Chang, a leader in interventional endoscopy, previously had developed minimally invasive techniques for imaging and performing needle biopsies of the liver and pancreas with the aid of endoscopic ultrasound (EUS).

Applying endoscopic ultrasound

This involves guiding tubes with an imaging device and needle through the mouth into the digestive tract. Knowing that EUS provides clear images of both key liver blood vessels, he began investigating how to use the technology to test portal hypertension.

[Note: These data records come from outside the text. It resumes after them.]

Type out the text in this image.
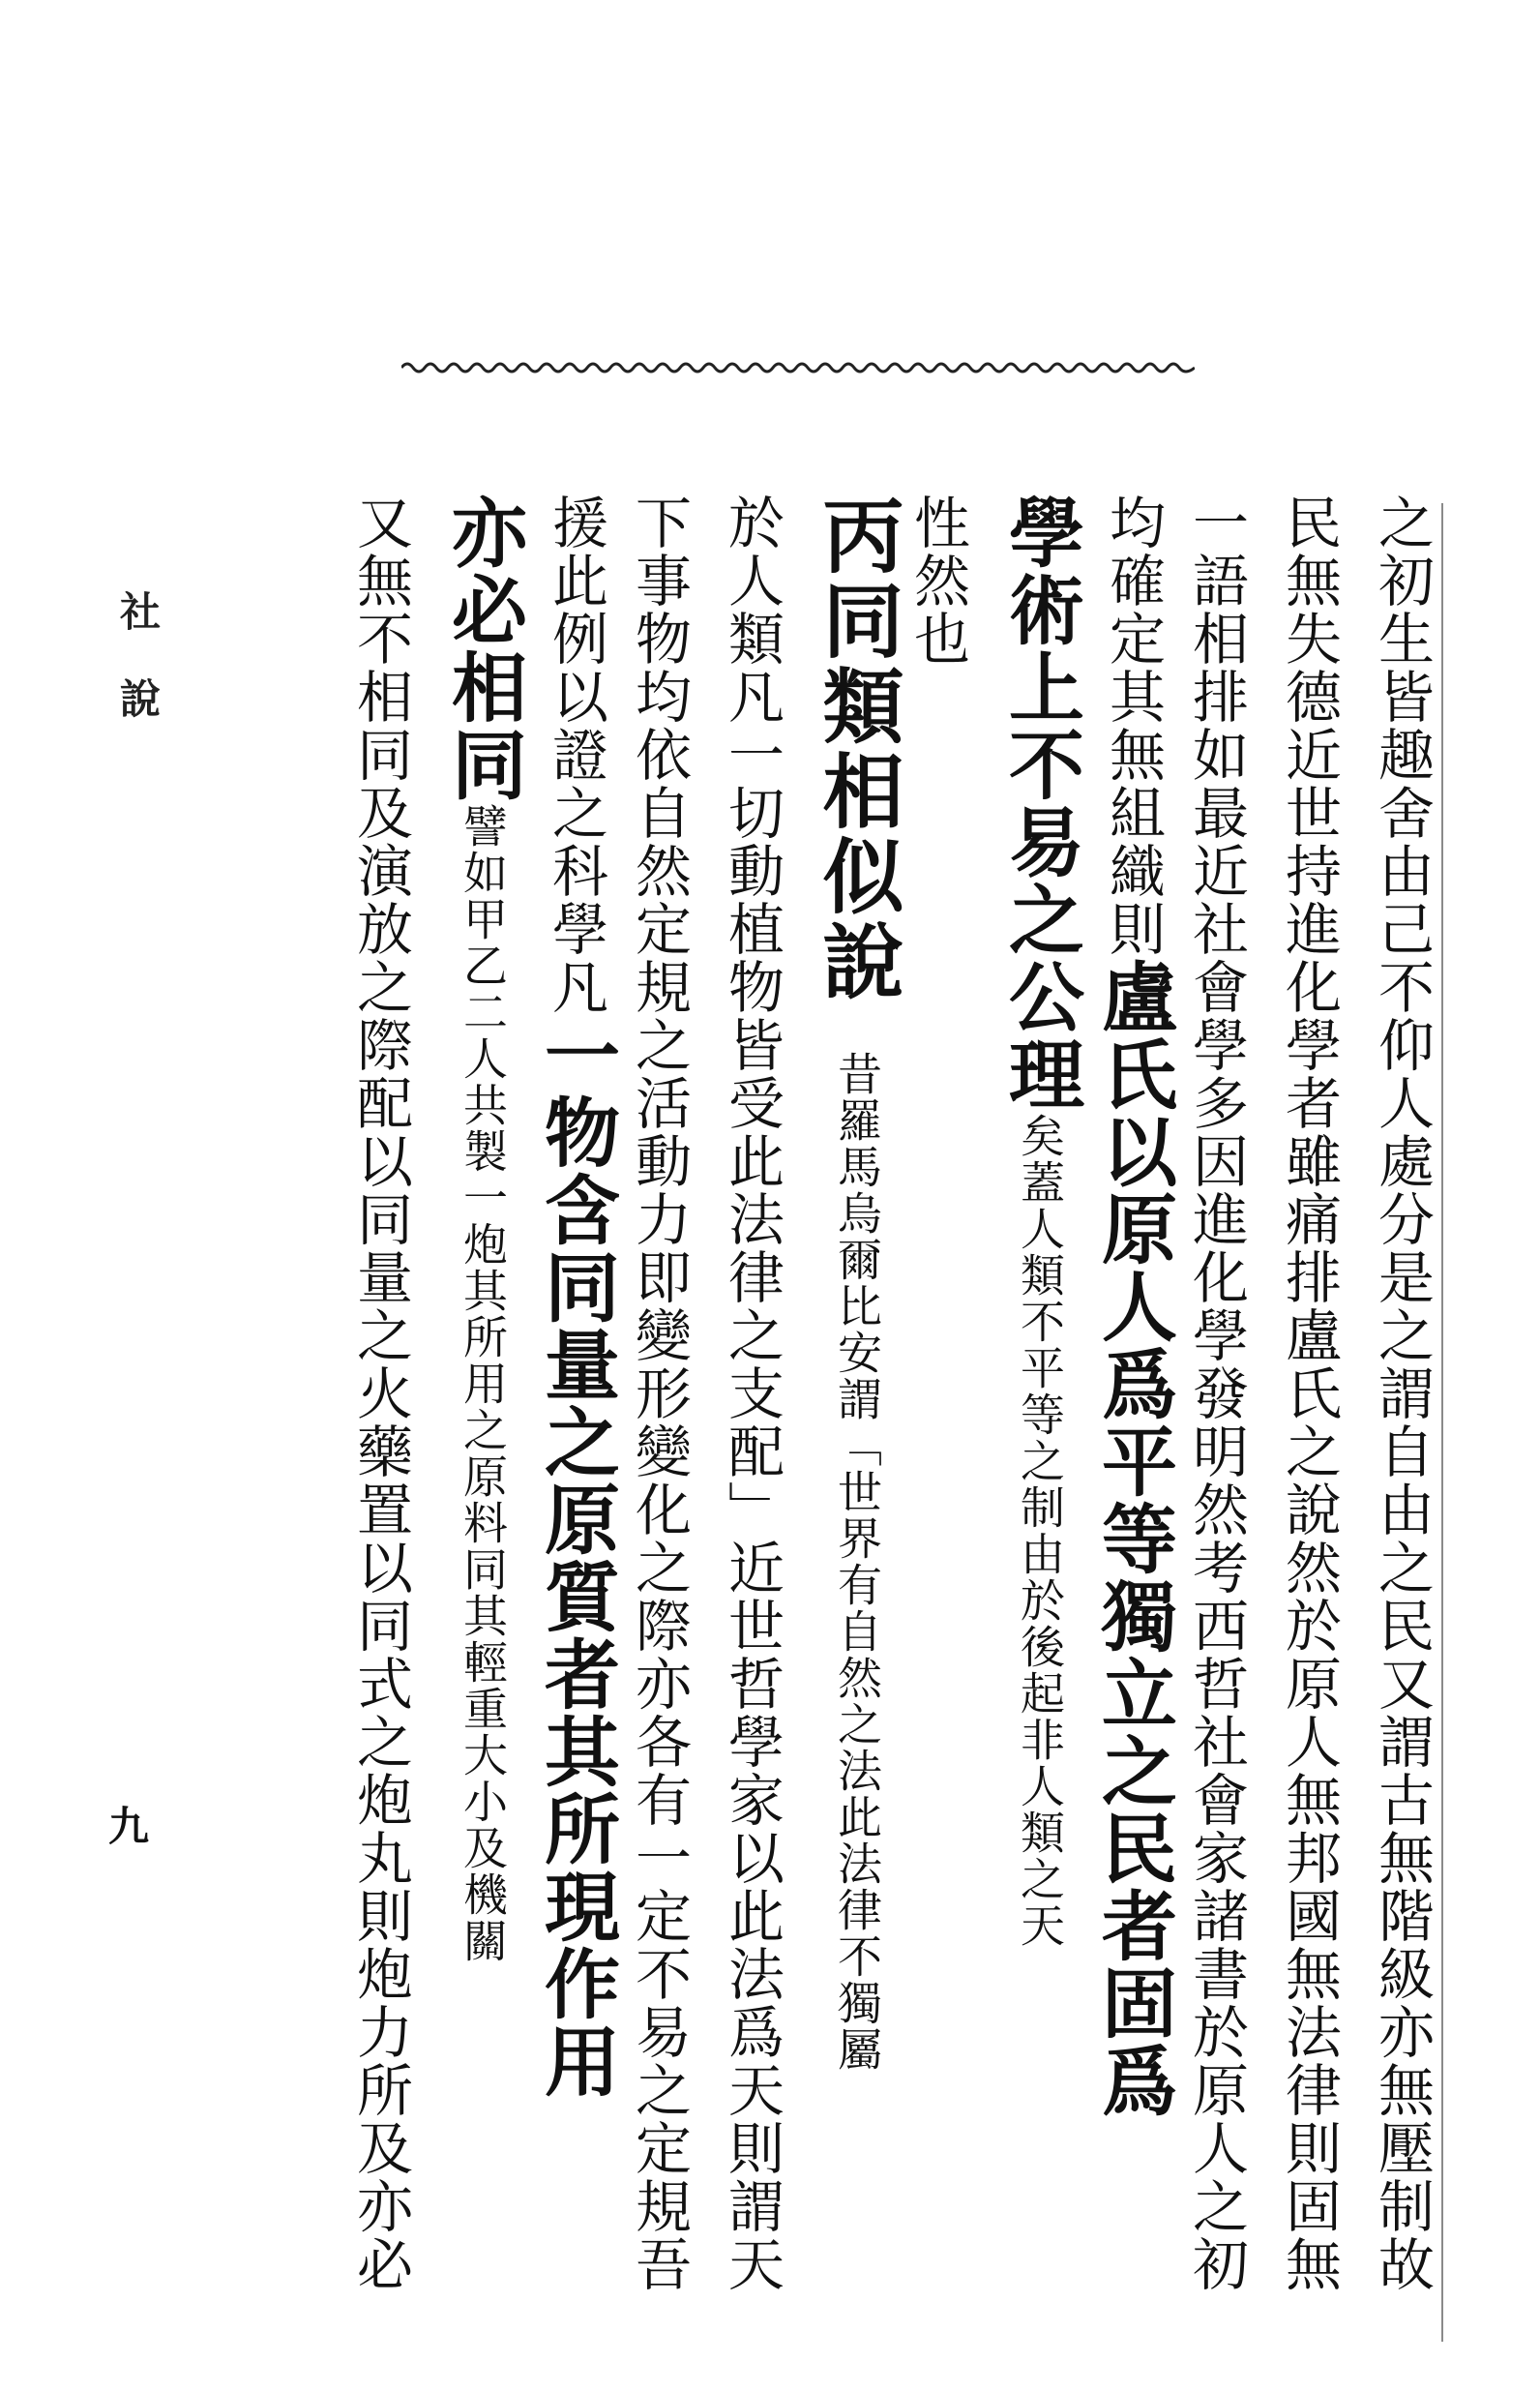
之初生皆趣舍由己不仰人處分是之謂自由之民又謂古無階級亦無壓制故
民無失德近世持進化學者雖痛排盧氏之說然於原人無邦國無法律則固無
一語相排如最近社會學多因進化學發明然考西哲社會家諸書於原人之初
均確定其無組織則盧氏以原人爲平等獨立之民者固爲
學術上不易之公理矣蓋人類不平等之制由於後起非人類之天
性然也
丙同類相似說　昔羅馬烏爾比安謂「世界有自然之法此法律不獨屬
於人類凡一切動植物皆受此法律之支配」近世哲學家以此法爲天則謂天
下事物均依自然定規之活動力即變形變化之際亦各有一定不易之定規吾
援此例以證之科學凡一物含同量之原質者其所現作用
亦必相同譬如甲乙二人共製一炮其所用之原料同其輕重大小及機關
又無不相同及演放之際配以同量之火藥置以同式之炮丸則炮力所及亦必
社說
九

“If we can attach a pressure gauge to the tiny needle, measure the pressure directly and then take the needle out, there’s no cutting in the neck. It’s just a scope in the stomach. The patient is completely under anesthesia, and it takes about 15 to 20 minutes.”

Using a handheld pressure gauge, Chang initially studied the procedure in pigs.

“We found that the pressure reading was accurate even down to the smallest needle. We compared that with the pressure reading they were getting from the catheter going through the neck vein and it was identical,” he says.

Spreading the knowledge

Next, Chang led a pilot study in humans and showed the procedure could be done safely and accurately. The U.S. Food and Drug Administration recently approved the device, which was developed in partnership with Cook Medical.

“UCI is now leading a worldwide, multicenter trial to make sure that the experience we have shown here would be similar anywhere in the world,” he says. “We’re also providing training for key doctors from around the United States, Europe and Asia so they can acquire the skills to help patients all over the world.”

The novel coronavirus pandemic, which has necessitated virtual training in most things, ironically has allowed even more physicians to learn the procedure, Chang says. Within a few years, he expects EUS-guided PPG to be offered at most major U.S. hospitals.

“We’ve developed something truly disruptive, groundbreaking and innovative,” he says. “It’s unreal that it went from just an idea to becoming a device and now a strategy to fight liver disease.”